Returning to America in 1939, Lindbergh eventually joined the "America First" Committee, a lobbying group where he made a series of speeches determined to keep America out of the war with Germany. Then in Des Moines, Iowa in September of 1941, Lindbergh made a speech that would be his downfall. There were three groups pressing the country toward war, he said--the British, the Roosevelt Administration, and the Jews.

The backlash across the country was enormous. In Charlotte, North Carolina, the name of "Lindbergh Drive" was changed. Trans World Airlines stopped calling itself the "Lindbergh Line." And back in his hometown of Little Falls, Minnesota, a watertower that proclaimed his birthplace was quietly painted over.

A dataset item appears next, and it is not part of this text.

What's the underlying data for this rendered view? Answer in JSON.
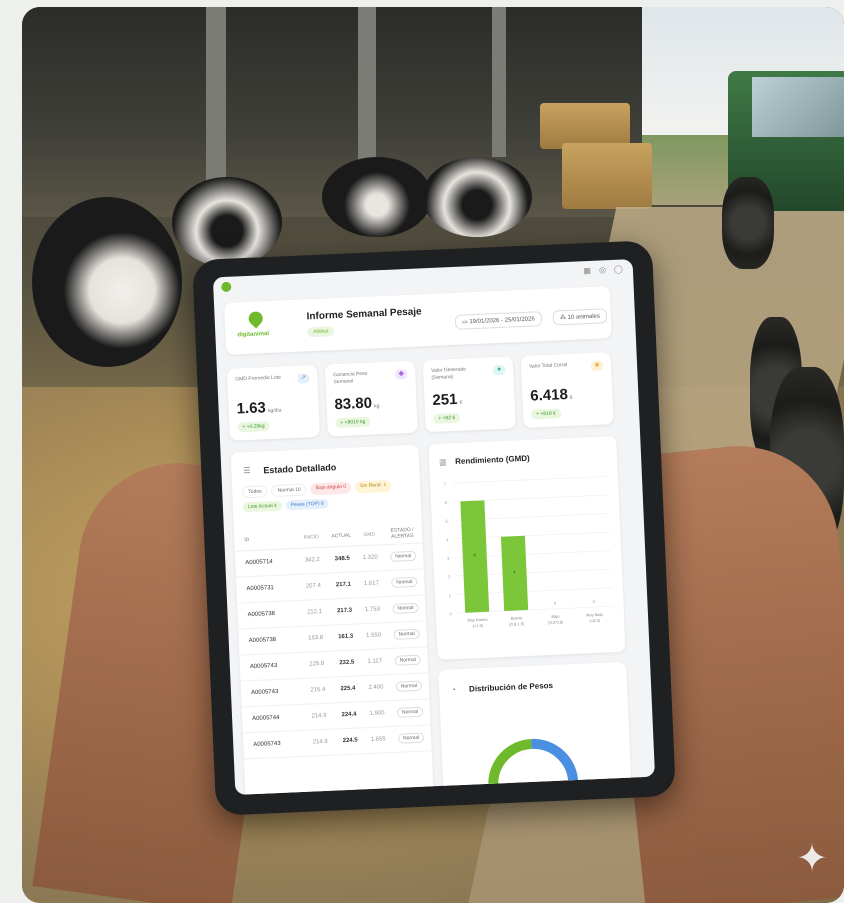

Three days after the Japanese attacked Pearl Harbor, Lindbergh volunteered to join the fighting, but President Franklin D. Roosevelt refused to have him.

He eventually found work in the war as a civilian aviation consultant for United Aircraft, and in 1944, managed to be sent to the Pacific, where he flew over 50 combat missions against the Japanese.

In the 1950s, President Dwight D. Eisenhower restored Lindbergh to the United States Air Force Reserve, as a Brigadier General. He later won the Pulitzer Prize for "The Spirit of St. Louis," a book that chronicles the flight that made him famous.